4. **Dataset Integration**: The flight and weather datasets will be combined based on **timestamps** and **location identifiers** to ensure proper alignment.
5. **Feature Engineering**: New features such as a "bad weather" indicator will be created to capture severe weather conditions that are likely to influence flight delays.


# 3. Exploratory Data Analysis (EDA)

## 3.1 Univariate Analysis
- We will perform univariate analysis to examine the distributions of flight delays, weather conditions (e.g., temperature, precipitation), and flight schedule variables (e.g., departure times).

## 3.2 Bivariate Analysis
- Bivariate analysis will help us understand the relationships between weather conditions and flight delays. For example, we will analyze how different weather features (e.g., wind speed, visibility) correlate with delays.

## 3.3 Multivariate Analysis
- Multivariate analysis will allow us to explore interactions among multiple features, such as how airline, weather, and flight schedule jointly affect the likelihood of delays.

**Visualizations** will be created using **Matplotlib** and **Seaborn** to illustrate these relationships and uncover any important patterns that may guide feature selection and model building.

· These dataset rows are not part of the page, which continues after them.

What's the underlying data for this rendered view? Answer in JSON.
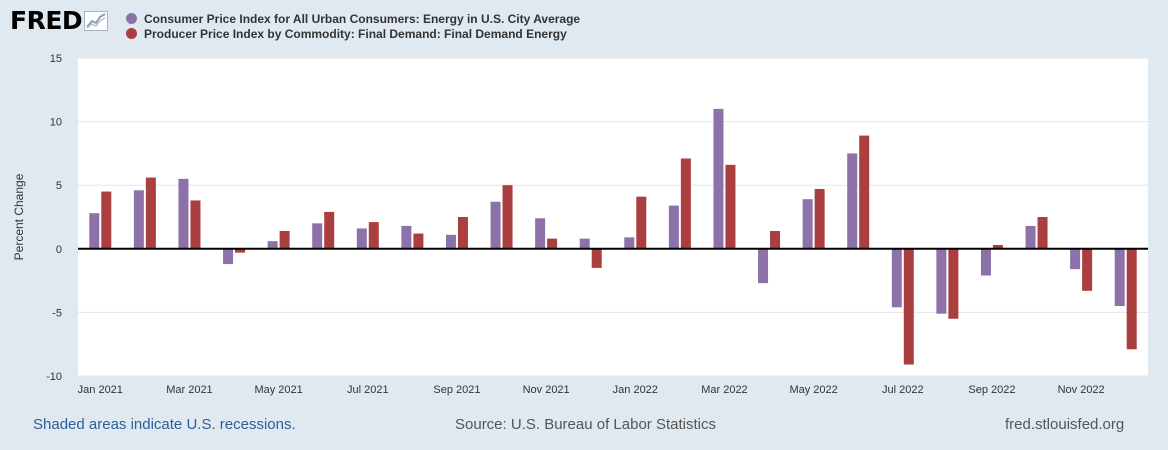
{
  "logo": {
    "text": "FRED"
  },
  "colors": {
    "series1": "#8c72a8",
    "series2": "#ab3e3e",
    "background": "#e1e9f0",
    "plot": "#ffffff"
  },
  "chart_data": {
    "type": "bar",
    "ylabel": "Percent Change",
    "ylim": [
      -10,
      15
    ],
    "yticks": [
      -10,
      -5,
      0,
      5,
      10,
      15
    ],
    "grid": true,
    "months": [
      "Jan 2021",
      "Feb 2021",
      "Mar 2021",
      "Apr 2021",
      "May 2021",
      "Jun 2021",
      "Jul 2021",
      "Aug 2021",
      "Sep 2021",
      "Oct 2021",
      "Nov 2021",
      "Dec 2021",
      "Jan 2022",
      "Feb 2022",
      "Mar 2022",
      "Apr 2022",
      "May 2022",
      "Jun 2022",
      "Jul 2022",
      "Aug 2022",
      "Sep 2022",
      "Oct 2022",
      "Nov 2022",
      "Dec 2022"
    ],
    "tick_labels": [
      "Jan 2021",
      "Mar 2021",
      "May 2021",
      "Jul 2021",
      "Sep 2021",
      "Nov 2021",
      "Jan 2022",
      "Mar 2022",
      "May 2022",
      "Jul 2022",
      "Sep 2022",
      "Nov 2022"
    ],
    "series": [
      {
        "name": "Consumer Price Index for All Urban Consumers: Energy in U.S. City Average",
        "values": [
          2.8,
          4.6,
          5.5,
          -1.2,
          0.6,
          2.0,
          1.6,
          1.8,
          1.1,
          3.7,
          2.4,
          0.8,
          0.9,
          3.4,
          11.0,
          -2.7,
          3.9,
          7.5,
          -4.6,
          -5.1,
          -2.1,
          1.8,
          -1.6,
          -4.5
        ]
      },
      {
        "name": "Producer Price Index by Commodity: Final Demand: Final Demand Energy",
        "values": [
          4.5,
          5.6,
          3.8,
          -0.3,
          1.4,
          2.9,
          2.1,
          1.2,
          2.5,
          5.0,
          0.8,
          -1.5,
          4.1,
          7.1,
          6.6,
          1.4,
          4.7,
          8.9,
          -9.1,
          -5.5,
          0.3,
          2.5,
          -3.3,
          -7.9
        ]
      }
    ]
  },
  "footer": {
    "recession_note": "Shaded areas indicate U.S. recessions.",
    "source": "Source: U.S. Bureau of Labor Statistics",
    "site": "fred.stlouisfed.org"
  }
}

# 4. Model Selection and Implementation

We will develop and compare several classification models, including **Logistic Regression**, **Random Forest**, and **XGBoost**, to predict whether a flight will be delayed. Below is our modeling plan:

## 4.1 Logistic Regression
- As a baseline model, Logistic Regression provides a simple linear decision boundary to assess initial feature correlations.

## 4.2 Random Forest
- An ensemble-based classifier that captures non-linear relationships and is less prone to overfitting compared to individual decision trees.

## 4.3 XGBoost
- A more sophisticated gradient boosting algorithm known for excellent performance on tabular data, especially with heterogeneous features.

The models will be evaluated using metrics such as **accuracy**, **precision**, **recall**, **F1-score**, and **AUC-ROC** to determine which approach best suits our problem.

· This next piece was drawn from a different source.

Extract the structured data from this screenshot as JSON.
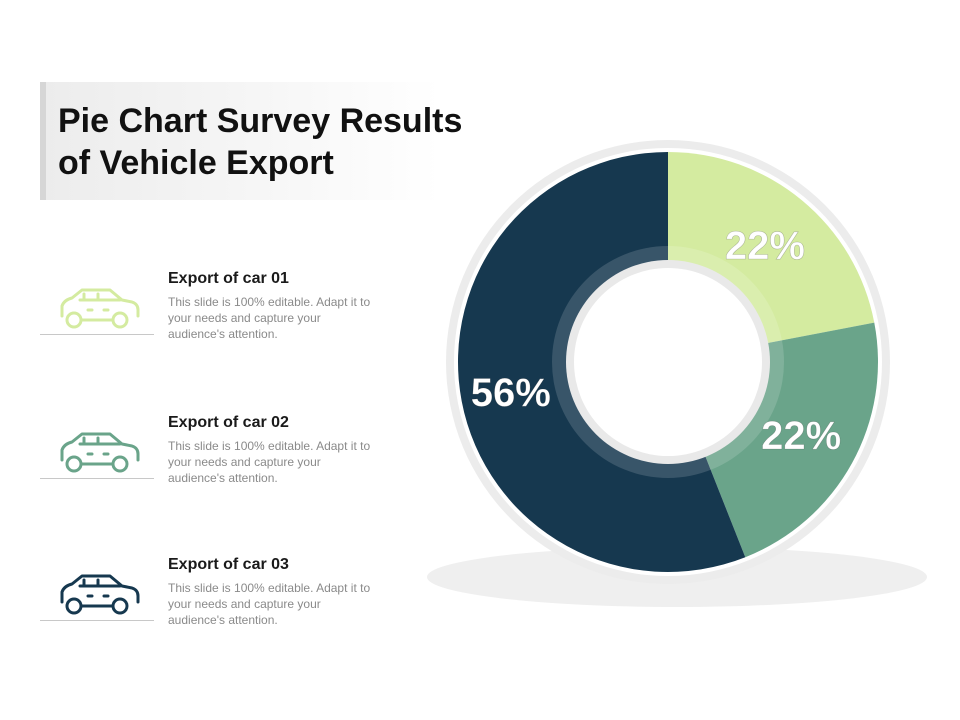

# 5. Business Report Summary

## 5.1 Introduction
- The objective of this project is to predict flight delays by using both flight-specific and weather-related data. This can help airlines proactively manage scheduling and improve resource utilization.

## 5.2 Methods
- **Data Cleaning and Preprocessing**: Missing data imputation, categorical encoding, and feature scaling.
- **Modeling**: We tested multiple models including Logistic Regression, Random Forest, and XGBoost, optimizing their hyperparameters for the best results.

## 5.3 Results
- We will summarize our findings, including model performance metrics and key insights on which factors are most influential in predicting delays.

## 5.4 Conclusion
- Predicting flight delays allows airlines to mitigate their effects through better scheduling and operational adjustments. However, limitations include potential inaccuracies in weather data and the unpredictability of operational disruptions.

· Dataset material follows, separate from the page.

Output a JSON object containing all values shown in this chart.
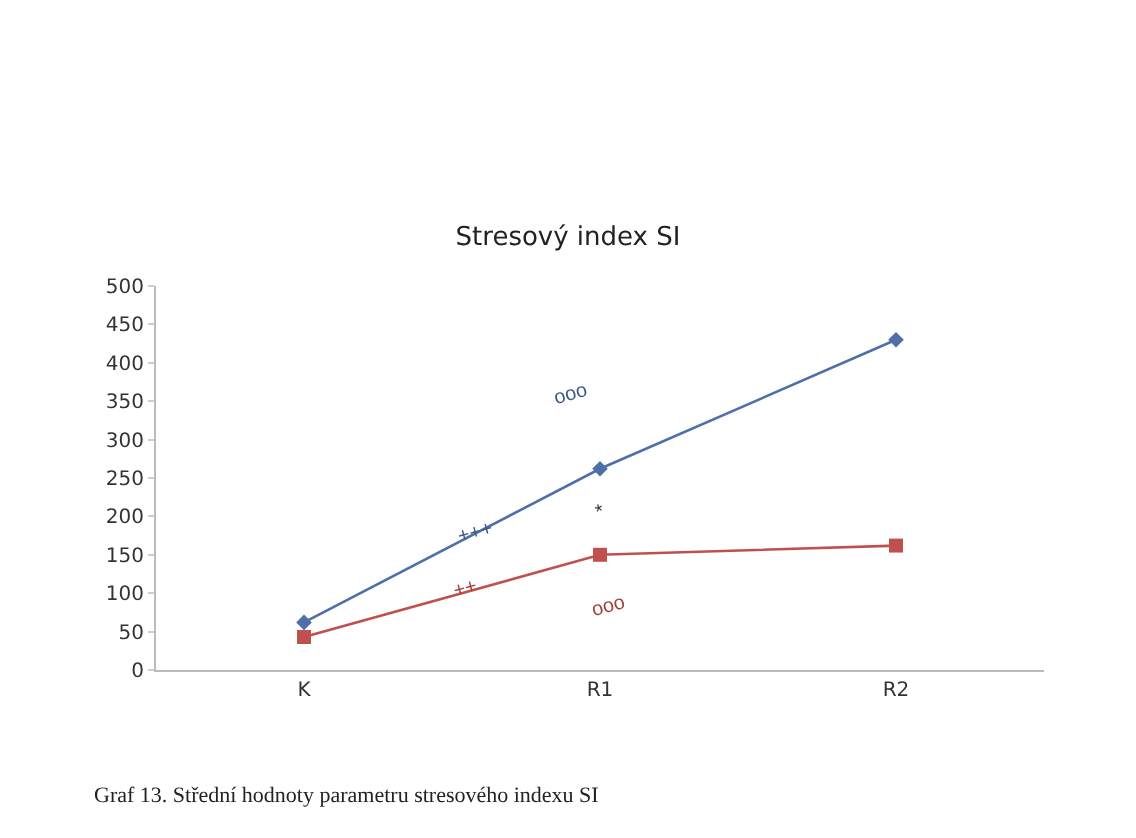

# 6. Innovation and Creativity

## 6.1 Enhancements and Creative Methods
- We will apply **weather severity indices** to improve predictions, combining weather features into a single "severity" measure to see how well it correlates with delays.
- **Ensemble Modeling**: We plan to use an ensemble approach, combining **Random Forest** and **XGBoost** to enhance prediction robustness.
- **Advanced Visualizations**: To better convey trends, we will create **animated visualizations** that show changes in flight status and delays over time.


# 7. Timeline and Submission

## 7.1 Proposed Timeline
- **Day _**: Dataset exploration and cleaning.
- **Day _**: Conduct EDA and perform feature engineering.
- **Day __**: Model selection, training, and testing.
- **Day __**: Write the business report summarizing our project.
- **Day __**: Finalize all deliverables and submit.

## 7.2 Deliverables
- **Colab Notebook**: Submitted as both `.ipynb` and `.html`.
- **Business Report**: A well-polished PDF covering all aspects of the project.